Sí, el baptisterio alberga una pila bautismal de pórfido rojo procedente de los jardines del Quirinal, transformada en pila bautismal en 1825 y realzada por una balaustrada de mármol, pieza central simbólica y litúrgica del espacio.

En el baptisterio pueden verse placas conmemorativas dedicadas a los pueblos eslavos?

Sí, hay placas conmem orativas de larecepción de los santos Cirilo y Metodio en 867 y de la aprobación deluso del eslavo antiguo en la liturgia, que atestiguan la conexión histórica con los pueblos eslavos.

Conclusiones

Hemos llegado a la conclusión de este artículo en el que te he hablado del baptisterio de la Basílica de Santa María la Mayor.
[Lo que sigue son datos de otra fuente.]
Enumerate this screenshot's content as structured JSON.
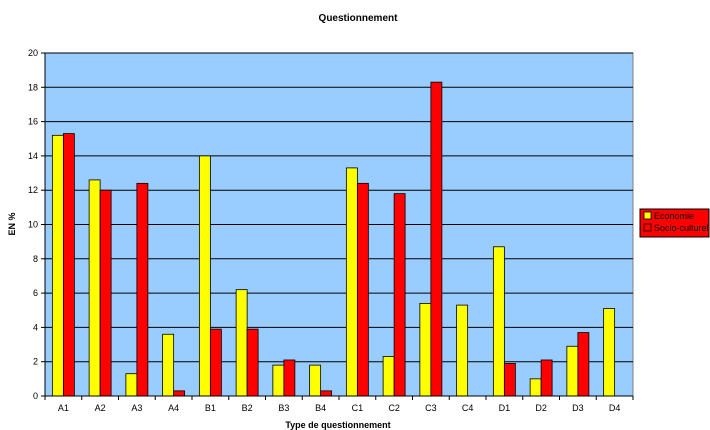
{
  "chart_data": {
    "type": "bar",
    "title": "Questionnement",
    "xlabel": "Type de questionnement",
    "ylabel": "EN %",
    "ylim": [
      0,
      20
    ],
    "yticks": [
      0,
      2,
      4,
      6,
      8,
      10,
      12,
      14,
      16,
      18,
      20
    ],
    "grid": true,
    "legend_position": "right",
    "plot_background": "#99ccff",
    "categories": [
      "A1",
      "A2",
      "A3",
      "A4",
      "B1",
      "B2",
      "B3",
      "B4",
      "C1",
      "C2",
      "C3",
      "C4",
      "D1",
      "D2",
      "D3",
      "D4"
    ],
    "series": [
      {
        "name": "Economie",
        "color": "#ffff00",
        "values": [
          15.2,
          12.6,
          1.3,
          3.6,
          14.0,
          6.2,
          1.8,
          1.8,
          13.3,
          2.3,
          5.4,
          5.3,
          8.7,
          1.0,
          2.9,
          5.1
        ]
      },
      {
        "name": "Socio-culturel",
        "color": "#ff0000",
        "values": [
          15.3,
          12.0,
          12.4,
          0.3,
          3.9,
          3.9,
          2.1,
          0.3,
          12.4,
          11.8,
          18.3,
          0,
          1.9,
          2.1,
          3.7,
          0
        ]
      }
    ]
  }
}
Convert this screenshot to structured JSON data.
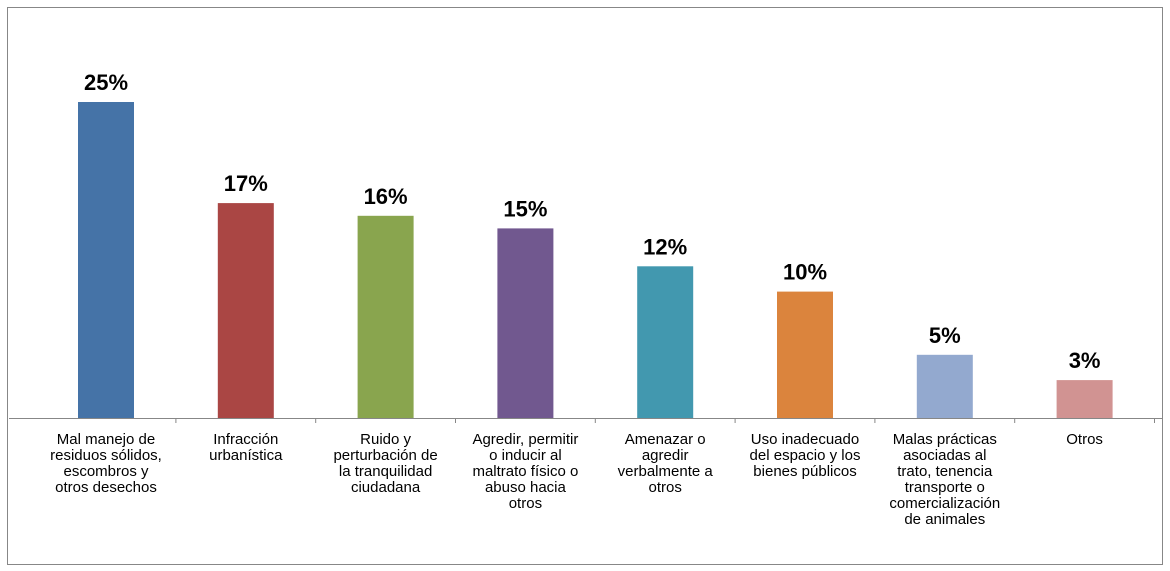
{
  "chart_data": {
    "type": "bar",
    "categories": [
      [
        "Mal manejo de",
        "residuos sólidos,",
        "escombros y",
        "otros desechos"
      ],
      [
        "Infracción",
        "urbanística"
      ],
      [
        "Ruido y",
        "perturbación de",
        "la tranquilidad",
        "ciudadana"
      ],
      [
        "Agredir, permitir",
        "o inducir al",
        "maltrato físico o",
        "abuso hacia",
        "otros"
      ],
      [
        "Amenazar o",
        "agredir",
        "verbalmente a",
        "otros"
      ],
      [
        "Uso inadecuado",
        "del espacio y los",
        "bienes públicos"
      ],
      [
        "Malas prácticas",
        "asociadas al",
        "trato, tenencia",
        "transporte o",
        "comercialización",
        "de animales"
      ],
      [
        "Otros"
      ]
    ],
    "values": [
      25,
      17,
      16,
      15,
      12,
      10,
      5,
      3
    ],
    "data_labels": [
      "25%",
      "17%",
      "16%",
      "15%",
      "12%",
      "10%",
      "5%",
      "3%"
    ],
    "colors": [
      "#4573A7",
      "#AA4644",
      "#89A54E",
      "#71588F",
      "#4298AF",
      "#DB843D",
      "#93A9CF",
      "#D19392"
    ],
    "axis_color": "#878787",
    "title": "",
    "xlabel": "",
    "ylabel": "",
    "ylim": [
      0,
      25
    ],
    "grid": false,
    "legend": "none"
  }
}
Os he hablado de sus orígenes como coro de invierno de los canónigos hasta la transformación del siglo XIX con la fuente de pórfido rojo encargada por León XII y construida por Giuseppe Valadier.

Hemos visto cómo lasobria arquitectura y los materiales preciosos enlazan con las obras de Passignano y Pietro Bernini, creando un itinerario artístico y devocional que hace única la experiencia del lugar.

También os he mostrado los recuerdos eslavos, con las placas conmemorativas del encuentro en 867 entre Cirilo y Metodio y el Papa Adriano II, testimonio de la vocación universal de la basílica.

Les expliqué cómo llegar y acceder al baptisterio, cuáles son sus usos litúrgicos actuales y qué cuidados observar durante la visita para respetar el rito y mejorar la experiencia.

Si quieres descubrir aún más, considera una visita guiada que incluya también la logia de la bendición y la escalinata de Bernini para completar tu recorrido.

No olvide consultar los horarios y las celebraciones antes de salir para evitar sorpresas y disfrutar de una visita tranquila y satisfactoria.

Si tiene alguna duda o desea más información, escríbanos en los comentarios y estaremos encantados de ayudarle.

Descubre el baptisterio de Santa María la Mayor y vive de cerca un capítulo fascinante de la espiritualidad y el arte de Roma.